When your threat bucket is completely full, your nervous system shifts into a highly protective, sympathetic state. It becomes hyper-vigilant. In this state, the brain drastically lowers its threshold for pain. It will generate a pain signal in your knee or your shoulder much earlier than it normally would, simply to force you to stop moving and conserve energy.
Many athletes find that their chronic injuries flare up not when their training volume increases, but when their stress levels peak at work or when their sleep quality drops. Trying to massage a sore tendon when the entire nervous system is overwhelmed is a futile effort. We take a holistic approach. We assess your autonomic nervous system, your breathing mechanics, and your recovery strategies. By actively helping you empty your overall threat bucket, we create the biological safety necessary for the local tissues to finally heal.
In the world of over-use injuries, the area that hurts is almost never the area that is actually causing the problem. The human body operates as a highly integrated kinetic chain. If one link in the chain fails to do its job, the adjacent links are forced to work overtime to compensate. The area that is hurting is simply the victim of this relentless overwork; the true criminal is hiding silently elsewhere in the chain.
For example, if a runner presents with chronic Achilles tendinopathy, treating the calf muscle directly will rarely provide a permanent cure. We must look upstream. Very frequently, we find that the runner’s gluteus maximus, their primary engine for forward propulsion, is neurologically inhibited. Because the brain cannot access the massive power of the glutes, it shifts the entire workload down to the much smaller calf muscles. The calf and the Achilles tendon are simply not designed to act as the primary engines for running. They become rapidly overworked, inflamed, and degraded.
Our clinical assessment traces the entire kinetic chain. We use precise muscle testing to locate the silent, inhibited muscles that are failing to contribute. By using neurological resets to wake up the sleeping glutes or stabilise a wobbly pelvis, we instantly remove the crushing, unnatural workload from the suffering tendon.

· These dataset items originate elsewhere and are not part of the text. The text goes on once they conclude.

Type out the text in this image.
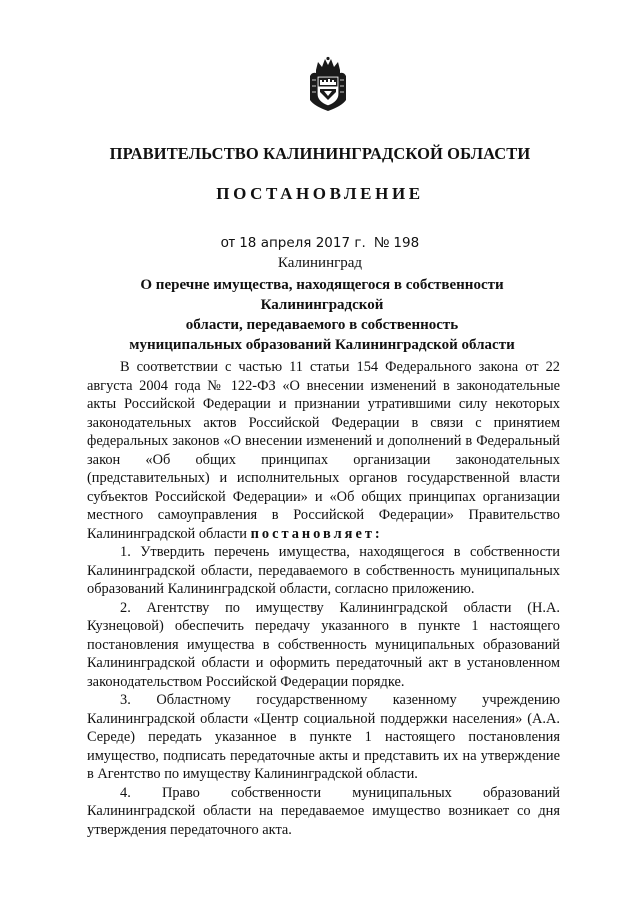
ПРАВИТЕЛЬСТВО КАЛИНИНГРАДСКОЙ ОБЛАСТИ
ПОСТАНОВЛЕНИЕ
от 18 апреля 2017 г. № 198
Калининград
О перечне имущества, находящегося в собственности Калининградской
области, передаваемого в собственность
муниципальных образований Калининградской области

В соответствии с частью 11 статьи 154 Федерального закона от 22 августа 2004 года № 122-ФЗ «О внесении изменений в законодательные акты Российской Федерации и признании утратившими силу некоторых законодательных актов Российской Федерации в связи с принятием федеральных законов «О внесении изменений и дополнений в Федеральный закон «Об общих принципах организации законодательных (представительных) и исполнительных органов государственной власти субъектов Российской Федерации» и «Об общих принципах организации местного самоуправления в Российской Федерации» Правительство Калининградской области постановляет:

1. Утвердить перечень имущества, находящегося в собственности Калининградской области, передаваемого в собственность муниципальных образований Калининградской области, согласно приложению.

2. Агентству по имуществу Калининградской области (Н.А. Кузнецовой) обеспечить передачу указанного в пункте 1 настоящего постановления имущества в собственность муниципальных образований Калининградской области и оформить передаточный акт в установленном законодательством Российской Федерации порядке.

3. Областному государственному казенному учреждению Калининградской области «Центр социальной поддержки населения» (А.А. Середе) передать указанное в пункте 1 настоящего постановления имущество, подписать передаточные акты и представить их на утверждение в Агентство по имуществу Калининградской области.

4. Право собственности муниципальных образований Калининградской области на передаваемое имущество возникает со дня утверждения передаточного акта.
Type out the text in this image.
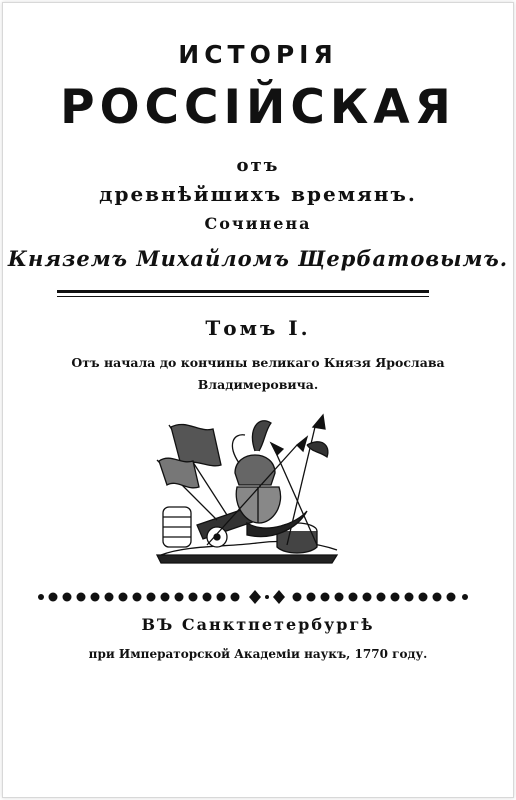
ИСТОРІЯ
РОССІЙСКАЯ
отъ
древнѣйшихъ времянъ.
Сочинена
Княземъ Михайломъ Щербатовымъ.
Томъ I.
Отъ начала до кончины великаго Князя Ярослава
Владимеровича.
ВЪ Санктпетербургѣ
при Императорской Академіи наукъ, 1770 году.
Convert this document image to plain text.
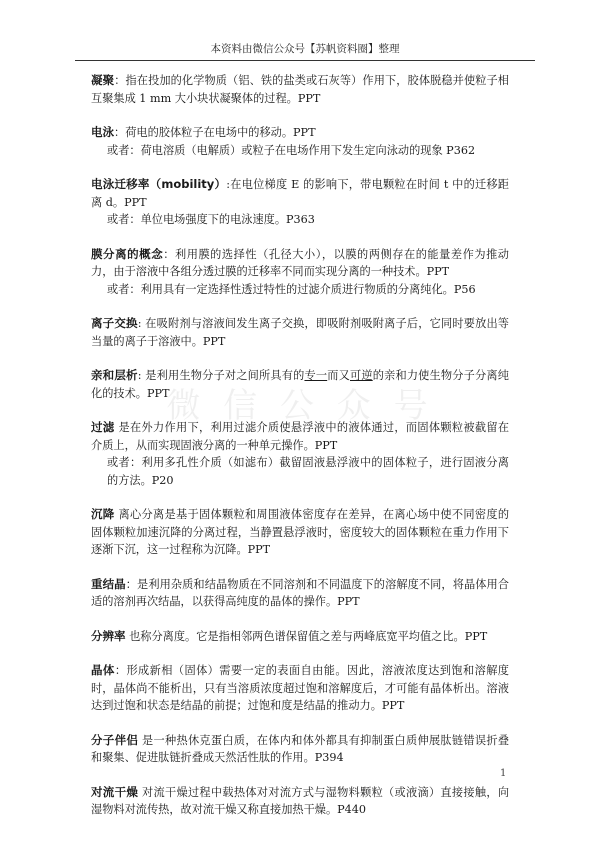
本资料由微信公众号【苏帆资料圈】整理
微 信 公 众 号
凝聚：指在投加的化学物质（铝、铁的盐类或石灰等）作用下，胶体脱稳并使粒子相互聚集成 1 mm 大小块状凝聚体的过程。PPT
电泳：荷电的胶体粒子在电场中的移动。PPT
或者：荷电溶质（电解质）或粒子在电场作用下发生定向泳动的现象 P362
电泳迁移率（mobility）:在电位梯度 E 的影响下，带电颗粒在时间 t 中的迁移距离 d。PPT
或者：单位电场强度下的电泳速度。P363
膜分离的概念：利用膜的选择性（孔径大小），以膜的两侧存在的能量差作为推动力，由于溶液中各组分透过膜的迁移率不同而实现分离的一种技术。PPT
或者：利用具有一定选择性透过特性的过滤介质进行物质的分离纯化。P56
离子交换: 在吸附剂与溶液间发生离子交换，即吸附剂吸附离子后，它同时要放出等当量的离子于溶液中。PPT
亲和层析: 是利用生物分子对之间所具有的专一而又可逆的亲和力使生物分子分离纯化的技术。PPT
过滤 是在外力作用下，利用过滤介质使悬浮液中的液体通过，而固体颗粒被截留在介质上，从而实现固液分离的一种单元操作。PPT
或者：利用多孔性介质（如滤布）截留固液悬浮液中的固体粒子，进行固液分离的方法。P20
沉降 离心分离是基于固体颗粒和周围液体密度存在差异，在离心场中使不同密度的固体颗粒加速沉降的分离过程，当静置悬浮液时，密度较大的固体颗粒在重力作用下逐渐下沉，这一过程称为沉降。PPT
重结晶：是利用杂质和结晶物质在不同溶剂和不同温度下的溶解度不同，将晶体用合适的溶剂再次结晶，以获得高纯度的晶体的操作。PPT
分辨率 也称分离度。它是指相邻两色谱保留值之差与两峰底宽平均值之比。PPT
晶体：形成新相（固体）需要一定的表面自由能。因此，溶液浓度达到饱和溶解度时，晶体尚不能析出，只有当溶质浓度超过饱和溶解度后，才可能有晶体析出。溶液达到过饱和状态是结晶的前提；过饱和度是结晶的推动力。PPT
分子伴侣 是一种热休克蛋白质，在体内和体外都具有抑制蛋白质伸展肽链错误折叠和聚集、促进肽链折叠成天然活性肽的作用。P394
对流干燥 对流干燥过程中载热体对对流方式与湿物料颗粒（或液滴）直接接触，向湿物料对流传热，故对流干燥又称直接加热干燥。P440
1
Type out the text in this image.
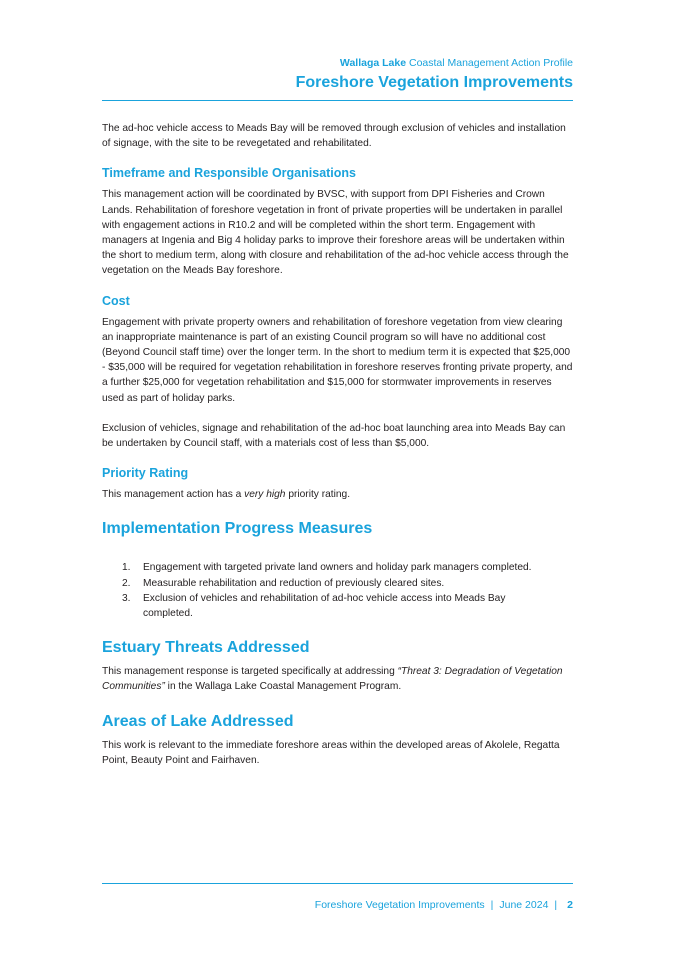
Wallaga Lake Coastal Management Action Profile
Foreshore Vegetation Improvements

The ad-hoc vehicle access to Meads Bay will be removed through exclusion of vehicles and installation of signage, with the site to be revegetated and rehabilitated.

Timeframe and Responsible Organisations

This management action will be coordinated by BVSC, with support from DPI Fisheries and Crown Lands. Rehabilitation of foreshore vegetation in front of private properties will be undertaken in parallel with engagement actions in R10.2 and will be completed within the short term. Engagement with managers at Ingenia and Big 4 holiday parks to improve their foreshore areas will be undertaken within the short to medium term, along with closure and rehabilitation of the ad-hoc vehicle access through the vegetation on the Meads Bay foreshore.

Cost

Engagement with private property owners and rehabilitation of foreshore vegetation from view clearing an inappropriate maintenance is part of an existing Council program so will have no additional cost (Beyond Council staff time) over the longer term. In the short to medium term it is expected that $25,000 - $35,000 will be required for vegetation rehabilitation in foreshore reserves fronting private property, and a further $25,000 for vegetation rehabilitation and $15,000 for stormwater improvements in reserves used as part of holiday parks.

Exclusion of vehicles, signage and rehabilitation of the ad-hoc boat launching area into Meads Bay can be undertaken by Council staff, with a materials cost of less than $5,000.

Priority Rating

This management action has a very high priority rating.

Implementation Progress Measures
1. Engagement with targeted private land owners and holiday park managers completed.
2. Measurable rehabilitation and reduction of previously cleared sites.
3. Exclusion of vehicles and rehabilitation of ad-hoc vehicle access into Meads Bay completed.
Estuary Threats Addressed

This management response is targeted specifically at addressing “Threat 3: Degradation of Vegetation Communities” in the Wallaga Lake Coastal Management Program.

Areas of Lake Addressed

This work is relevant to the immediate foreshore areas within the developed areas of Akolele, Regatta Point, Beauty Point and Fairhaven.

Foreshore Vegetation Improvements | June 2024 | 2
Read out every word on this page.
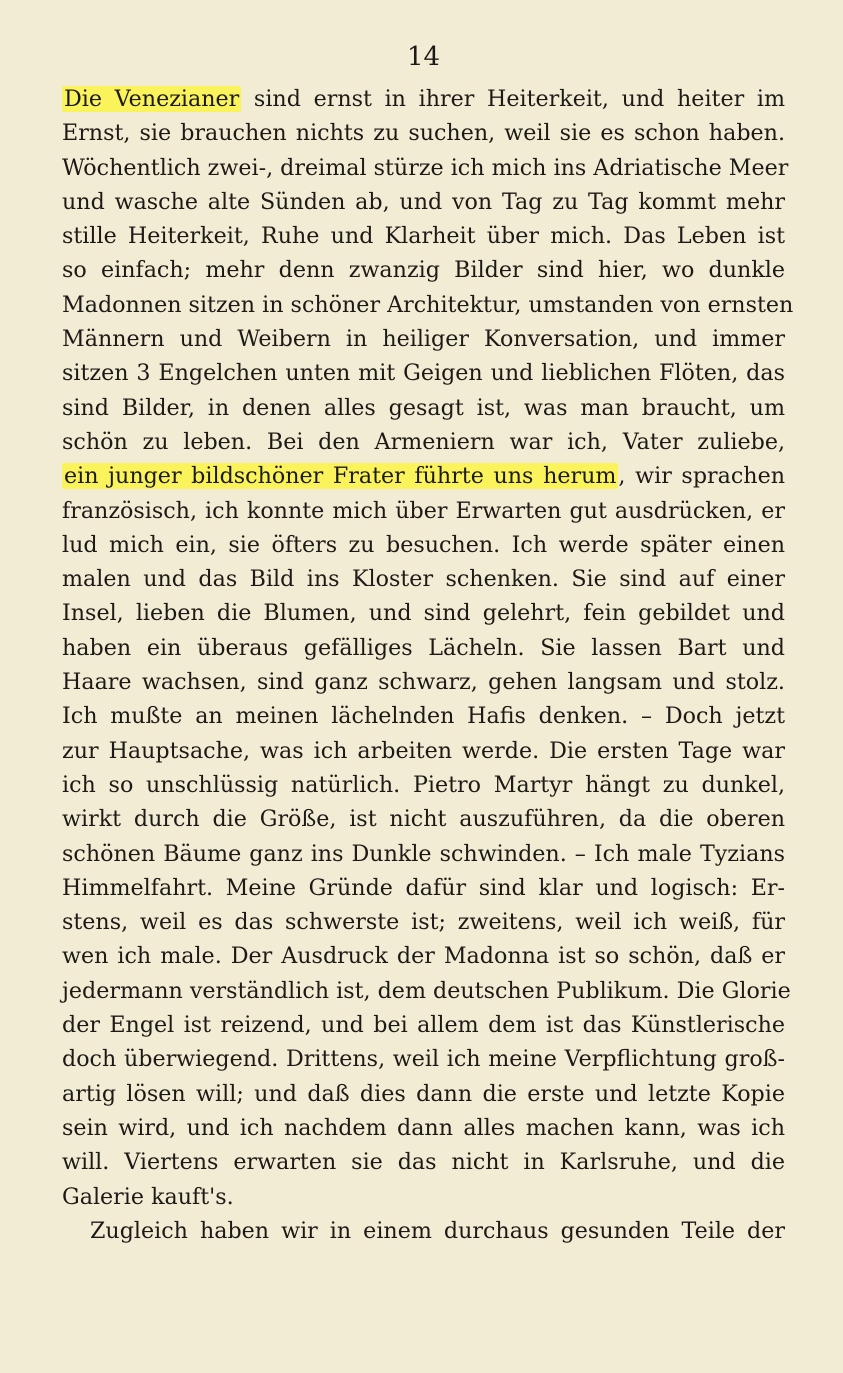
14
Die Venezianer sind ernst in ihrer Heiterkeit, und heiter im
Ernst, sie brauchen nichts zu suchen, weil sie es schon haben.
Wöchentlich zwei-, dreimal stürze ich mich ins Adriatische Meer
und wasche alte Sünden ab, und von Tag zu Tag kommt mehr
stille Heiterkeit, Ruhe und Klarheit über mich. Das Leben ist
so einfach; mehr denn zwanzig Bilder sind hier, wo dunkle
Madonnen sitzen in schöner Architektur, umstanden von ernsten
Männern und Weibern in heiliger Konversation, und immer
sitzen 3 Engelchen unten mit Geigen und lieblichen Flöten, das
sind Bilder, in denen alles gesagt ist, was man braucht, um
schön zu leben. Bei den Armeniern war ich, Vater zuliebe,
ein junger bildschöner Frater führte uns herum, wir sprachen
französisch, ich konnte mich über Erwarten gut ausdrücken, er
lud mich ein, sie öfters zu besuchen. Ich werde später einen
malen und das Bild ins Kloster schenken. Sie sind auf einer
Insel, lieben die Blumen, und sind gelehrt, fein gebildet und
haben ein überaus gefälliges Lächeln. Sie lassen Bart und
Haare wachsen, sind ganz schwarz, gehen langsam und stolz.
Ich mußte an meinen lächelnden Hafis denken. – Doch jetzt
zur Hauptsache, was ich arbeiten werde. Die ersten Tage war
ich so unschlüssig natürlich. Pietro Martyr hängt zu dunkel,
wirkt durch die Größe, ist nicht auszuführen, da die oberen
schönen Bäume ganz ins Dunkle schwinden. – Ich male Tyzians
Himmelfahrt. Meine Gründe dafür sind klar und logisch: Er-
stens, weil es das schwerste ist; zweitens, weil ich weiß, für
wen ich male. Der Ausdruck der Madonna ist so schön, daß er
jedermann verständlich ist, dem deutschen Publikum. Die Glorie
der Engel ist reizend, und bei allem dem ist das Künstlerische
doch überwiegend. Drittens, weil ich meine Verpflichtung groß-
artig lösen will; und daß dies dann die erste und letzte Kopie
sein wird, und ich nachdem dann alles machen kann, was ich
will. Viertens erwarten sie das nicht in Karlsruhe, und die
Galerie kauft's.
Zugleich haben wir in einem durchaus gesunden Teile der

Once we have successfully corrected the software errors in your nervous system, cleared the smudged cortical maps, and restored perfect motor control across the kinetic chain, the final phase of treatment begins. We must rebuild the physical capacity of the damaged tissue.
Tendons and ligaments that have suffered from chronic over-use become structurally disorganized and weak. Complete rest is actually the worst possible environment for a degraded tendon. Tendons desperately require mechanical load to stimulate the cells to lay down new, healthy collagen fibres. However, this loading must be incredibly precise.
We utilise highly specific, graded exposure protocols. We often begin with heavy, sustained isometric holds. These static holds are scientifically proven to create a powerful analgesic, pain-relieving effect in the brain while simultaneously signalling the tendon to begin rebuilding its structure. As your tissue capacity increases and your brain learns to trust the joint again, we progressively reintroduce eccentric loading, explosive plyometrics, and finally, sport-specific movements. We do not just get you out of pain; we build a resilient, robust body that allows you to return to your sport with supreme confidence and zero fear of re-injury.